X = np.zeros((m,3))#Initialize matrix (预先import numpy as np)

遍历删除stop words、stemming、URLs、handles并进行lower casing

for i in range(m):# For every tweet
    p_tweet = process_tweet(tweets[i])#Process tweet

通过对positive和negative的频率求和来提取特征

    X[i,:] = extract_features(p_tweet,freqs)# Extract Features

1.2. 代码实现

首先依然是 引入必要的库

import nltk                                  # Python library for NLP
from nltk.corpus import twitter_samples      # sample Twitter dataset from NLTK
import matplotlib.pyplot as plt              # visualization library
import numpy as np                           # library for scientific computing and matrix operations

其中
process_tweet()函数实现清除文本，将其分割为单独的单词，删除stopwords，并将单词转换为Stem。
build_freqs()函数计算整个Corpus中单词在positive的频率和在negative的频率，构建freqs字典，key是元组(word,label)

下载所需的内容

# download the stopwords for the process_tweet function
nltk.download('stopwords')

# import our convenience functions
from utils import process_tweet, build_freqs

加载数据集
仍然与上一节相同

# select the lists of positive and negative tweets
all_positive_tweets = twitter_samples.strings('positive_tweets.json')
all_negative_tweets = twitter_samples.strings('negative_tweets.json')

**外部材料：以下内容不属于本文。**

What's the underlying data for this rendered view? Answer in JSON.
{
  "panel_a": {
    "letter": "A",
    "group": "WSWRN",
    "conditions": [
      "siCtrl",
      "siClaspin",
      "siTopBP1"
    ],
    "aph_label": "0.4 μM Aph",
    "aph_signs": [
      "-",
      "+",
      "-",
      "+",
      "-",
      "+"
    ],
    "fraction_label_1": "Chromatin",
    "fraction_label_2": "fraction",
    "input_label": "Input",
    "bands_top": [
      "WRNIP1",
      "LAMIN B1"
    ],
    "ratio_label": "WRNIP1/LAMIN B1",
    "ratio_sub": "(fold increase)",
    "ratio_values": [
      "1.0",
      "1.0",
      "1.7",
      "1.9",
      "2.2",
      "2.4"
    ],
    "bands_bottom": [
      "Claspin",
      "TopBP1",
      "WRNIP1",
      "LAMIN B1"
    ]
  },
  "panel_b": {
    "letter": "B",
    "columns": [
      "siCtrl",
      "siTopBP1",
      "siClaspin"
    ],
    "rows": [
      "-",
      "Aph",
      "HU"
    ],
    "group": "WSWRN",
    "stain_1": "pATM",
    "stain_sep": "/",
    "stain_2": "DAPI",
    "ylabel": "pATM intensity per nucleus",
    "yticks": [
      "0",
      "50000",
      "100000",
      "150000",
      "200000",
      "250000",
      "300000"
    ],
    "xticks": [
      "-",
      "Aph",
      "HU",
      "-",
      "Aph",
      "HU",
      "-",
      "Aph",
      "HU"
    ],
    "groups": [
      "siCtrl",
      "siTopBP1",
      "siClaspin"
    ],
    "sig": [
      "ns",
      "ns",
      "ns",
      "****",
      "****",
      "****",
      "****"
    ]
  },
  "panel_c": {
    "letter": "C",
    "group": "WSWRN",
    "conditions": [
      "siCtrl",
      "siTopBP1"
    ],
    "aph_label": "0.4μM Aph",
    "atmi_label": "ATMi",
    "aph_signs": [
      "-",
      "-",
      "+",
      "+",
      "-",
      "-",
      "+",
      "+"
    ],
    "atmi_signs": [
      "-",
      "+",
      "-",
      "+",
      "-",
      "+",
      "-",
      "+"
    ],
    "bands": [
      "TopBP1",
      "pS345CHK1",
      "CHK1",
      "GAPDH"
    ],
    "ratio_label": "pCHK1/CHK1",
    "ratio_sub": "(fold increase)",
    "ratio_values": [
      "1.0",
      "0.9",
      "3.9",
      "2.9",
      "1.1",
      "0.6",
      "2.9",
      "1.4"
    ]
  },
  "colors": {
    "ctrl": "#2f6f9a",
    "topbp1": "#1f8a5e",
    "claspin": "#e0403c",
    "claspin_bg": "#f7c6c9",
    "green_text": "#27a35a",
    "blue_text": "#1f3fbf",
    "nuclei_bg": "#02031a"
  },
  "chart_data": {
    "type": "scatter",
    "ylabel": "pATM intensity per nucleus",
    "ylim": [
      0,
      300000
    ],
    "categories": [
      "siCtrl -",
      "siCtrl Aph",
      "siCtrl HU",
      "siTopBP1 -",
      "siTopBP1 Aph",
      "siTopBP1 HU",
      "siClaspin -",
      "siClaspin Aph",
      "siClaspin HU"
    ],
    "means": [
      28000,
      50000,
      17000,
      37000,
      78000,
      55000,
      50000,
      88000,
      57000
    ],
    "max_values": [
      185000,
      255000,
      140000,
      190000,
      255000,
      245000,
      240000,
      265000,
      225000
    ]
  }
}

# concatenate the lists, 1st part is the positive tweets followed by the negative
tweets = all_positive_tweets + all_negative_tweets

# let's see how many tweets we have
print("Number of tweets: ", len(tweets))

建立一个Labels array其中前5000个元素的label是1，后5000个元素的label是0.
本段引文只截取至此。